The seldom-heard Horn duos, K. 487, have Tuckwell playing both parts in one of those commonplace miracles of recording science. But there is nothing commonplace about this richly inventive music or the vivacity and aplomb with which it is executed.
Included as well in the set are fragments of abandoned horn concertos and the aria "Se il padre perdei" from "Idomeneo," characterfully, if effortfully, sung by soprano Sheila Armstrong, with Tuckwell playing the horn obbligato and conducting, as he does in all the orchestral works, the English Chamber Orchestra.
Finally, Tuckwell sensitively directs and fulfills his solo capacity in the Sinfonia Concertante, K. Anh. 9, in which the other excellent soloists are oboist Derek Wickens, clarinetist Robert Hill and bassoonist Martin Gatt.
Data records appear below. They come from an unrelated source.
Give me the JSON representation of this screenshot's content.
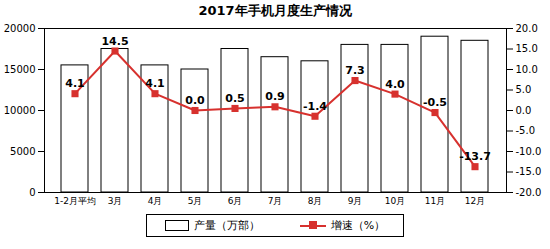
{
  "chart_data": {
    "type": "bar",
    "title": "2017年手机月度生产情况",
    "categories": [
      "1-2月平均",
      "3月",
      "4月",
      "5月",
      "6月",
      "7月",
      "8月",
      "9月",
      "10月",
      "11月",
      "12月"
    ],
    "series": [
      {
        "name": "产量（万部）",
        "type": "bar",
        "color": "#ffffff",
        "values": [
          15500,
          17500,
          15500,
          15000,
          17500,
          16500,
          16000,
          18000,
          18000,
          19000,
          18500
        ]
      },
      {
        "name": "增速（%）",
        "type": "line",
        "axis": "y2",
        "color": "#d7312e",
        "marker": "square",
        "data_labels": true,
        "values": [
          4.1,
          14.5,
          4.1,
          0.0,
          0.5,
          0.9,
          -1.4,
          7.3,
          4.0,
          -0.5,
          -13.7
        ],
        "value_labels": [
          "4.1",
          "14.5",
          "4.1",
          "0.0",
          "0.5",
          "0.9",
          "-1.4",
          "7.3",
          "4.0",
          "-0.5",
          "-13.7"
        ]
      }
    ],
    "ylim": [
      0,
      20000
    ],
    "yticks": [
      0,
      5000,
      10000,
      15000,
      20000
    ],
    "y2lim": [
      -20,
      20
    ],
    "y2ticks": [
      {
        "value": -20,
        "label": "-20.0"
      },
      {
        "value": -15,
        "label": "-15.0"
      },
      {
        "value": -10,
        "label": "-10.0"
      },
      {
        "value": -5,
        "label": "-5.0"
      },
      {
        "value": 0,
        "label": "0.0"
      },
      {
        "value": 5,
        "label": "5.0"
      },
      {
        "value": 10,
        "label": "10.0"
      },
      {
        "value": 15,
        "label": "15.0"
      },
      {
        "value": 20,
        "label": "20.0"
      }
    ],
    "legend": "bottom"
  }
}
In contrast to Tuckwell's elegant playing of the four horn concertos here are the jovially brassy, outdoorsy performances of Alan Civil, dating from the early 1960s. The Philharmonia Orchestra is conducted by Otto Klemperer, his accompaniments predictably weightier than those of Neville Marriner, Peter Maag and Tuckwell himself in the three Tuckwell-as-soloist recordings. But Klemperer's work is, nonetheless, rhythmically lively and neatly complementary to his soloist's style.
Mozart's mighty C-minor Serenade for Wind Octet, with Klemperer conducting first-chair players of the Philharmonia, is the generous bonus on this handsome-sounding reissue (Angel Eminence AE-34410).